Excellent analysis, beautifully stated. Thank you so much

Raccoon said...

I am a firm believer in "It's All In How You Tell The Story."

You saw it on Letterman this past week. You saw it on Kovac's Fourth of July. You hear it in the Beatles "Take a sad song and make it better..."

And the majority, not all obviously, read two types of stories: the slow-motion car wreck and the inspirational "make it better..." And rarely look past the surface of the words.

e said...

I had this book at my bedside...it is now in the trash. I won't waste my time on such tripe. Thanks.

Elizabeth McClung said...

The type of writing and views of the native culture with which she interacts is one of naive and wonder combined with a sort of quick fix spirituality which makes me feel a little ill. The ignoring the disparity of economic much less value as equals between a minority ethnicity of which the 'great american dream' is fashioned is, as you point out, typical. Turns out that they don't have to import from overseas to look down in kindness on 'our little brown brothers'

However, in the comments and description of Stanford, I find no real anger only identification. I think she has missed a lot of things like how 20 year olds are angry rebels and 40 year olds are not that often and puts that on being in a wheelchair. However, the quips of Stanford are ones I would probably use, the mentioning of worry, and while he wouldn't probably agree with the 'broken..broken...broken' bit the "his long black braid, his half-toned, half-atrophied arms, and slack legs" and "this paralyzed, six-toothed, one-lunged Plains Indian" is one that I think might be strongly defended. I have, going back and forth been talking to a US citizen Native American and I say 'Native' and am corrected, "Indian" - I don't know why some sections seem to use this as a self identification but I am not going to impose another.

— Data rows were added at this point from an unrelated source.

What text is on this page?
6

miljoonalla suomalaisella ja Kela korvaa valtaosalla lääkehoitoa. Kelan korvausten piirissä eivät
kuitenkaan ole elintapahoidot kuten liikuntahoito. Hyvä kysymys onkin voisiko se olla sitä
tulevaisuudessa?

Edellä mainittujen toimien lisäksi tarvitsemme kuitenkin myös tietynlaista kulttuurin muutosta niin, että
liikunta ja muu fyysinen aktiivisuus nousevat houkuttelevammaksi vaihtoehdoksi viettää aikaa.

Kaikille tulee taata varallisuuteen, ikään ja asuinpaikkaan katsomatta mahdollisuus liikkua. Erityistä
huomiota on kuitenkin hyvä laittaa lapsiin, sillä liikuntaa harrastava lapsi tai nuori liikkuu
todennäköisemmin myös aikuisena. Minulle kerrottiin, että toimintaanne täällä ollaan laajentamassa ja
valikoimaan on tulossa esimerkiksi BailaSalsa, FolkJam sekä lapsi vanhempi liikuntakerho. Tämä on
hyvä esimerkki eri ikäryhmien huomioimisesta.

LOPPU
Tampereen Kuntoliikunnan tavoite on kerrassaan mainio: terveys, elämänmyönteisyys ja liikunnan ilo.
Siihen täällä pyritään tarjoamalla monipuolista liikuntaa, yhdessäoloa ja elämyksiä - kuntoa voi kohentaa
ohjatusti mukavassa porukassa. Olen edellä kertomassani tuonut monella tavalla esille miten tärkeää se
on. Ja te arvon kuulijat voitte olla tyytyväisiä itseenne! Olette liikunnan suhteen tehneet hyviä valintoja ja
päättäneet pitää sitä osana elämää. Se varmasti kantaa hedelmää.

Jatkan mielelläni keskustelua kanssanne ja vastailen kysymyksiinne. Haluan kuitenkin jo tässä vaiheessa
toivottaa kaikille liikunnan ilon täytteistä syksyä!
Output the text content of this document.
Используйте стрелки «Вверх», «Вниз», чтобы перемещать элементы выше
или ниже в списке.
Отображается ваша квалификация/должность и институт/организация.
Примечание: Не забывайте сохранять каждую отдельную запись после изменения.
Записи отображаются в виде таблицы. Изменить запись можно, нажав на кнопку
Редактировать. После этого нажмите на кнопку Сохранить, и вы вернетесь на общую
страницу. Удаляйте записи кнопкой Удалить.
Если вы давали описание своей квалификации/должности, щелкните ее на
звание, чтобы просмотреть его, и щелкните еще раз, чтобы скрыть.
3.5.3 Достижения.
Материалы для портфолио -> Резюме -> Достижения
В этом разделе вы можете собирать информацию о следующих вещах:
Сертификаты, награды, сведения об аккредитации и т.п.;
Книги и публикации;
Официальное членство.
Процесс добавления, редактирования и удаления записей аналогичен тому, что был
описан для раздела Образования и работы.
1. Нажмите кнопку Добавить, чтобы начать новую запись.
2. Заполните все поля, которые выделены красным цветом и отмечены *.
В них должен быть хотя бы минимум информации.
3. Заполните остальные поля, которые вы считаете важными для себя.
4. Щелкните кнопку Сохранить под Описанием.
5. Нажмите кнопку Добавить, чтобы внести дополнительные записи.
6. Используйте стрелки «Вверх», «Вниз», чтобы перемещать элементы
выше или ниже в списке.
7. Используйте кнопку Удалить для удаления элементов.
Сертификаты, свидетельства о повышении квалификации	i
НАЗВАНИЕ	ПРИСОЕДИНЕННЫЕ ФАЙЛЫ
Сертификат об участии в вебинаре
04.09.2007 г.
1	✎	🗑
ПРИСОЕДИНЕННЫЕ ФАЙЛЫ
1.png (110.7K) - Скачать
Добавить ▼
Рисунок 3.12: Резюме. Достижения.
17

To the rest, would we, you or I like to be described as, "She sat with luxuriant hair, and smooth skin, her teeth were taken care of and she smelled slightly of mango, a person who cared about appearances."? Really? For me, if I live with one lung, then I live with one lung, should he be ashamed of it, or proud, or either, the same with the atrophy. While you stare at a wheelie during a job interview, this was what stood out as different, as 'what is that like?' to this person. Considering the number of times that I have had to explain that atrophy isn't actually a diet and no, I'm not so lucky on losing weight due to it, I would be happy she noticed. Maybe. A failure to the Native population, and an overdramatization of a SCI incident for personal spiritual needs, yes, but Standford stands out as a person I can relate to; which is rare, even amoung the people encountered and described in various disability blogs.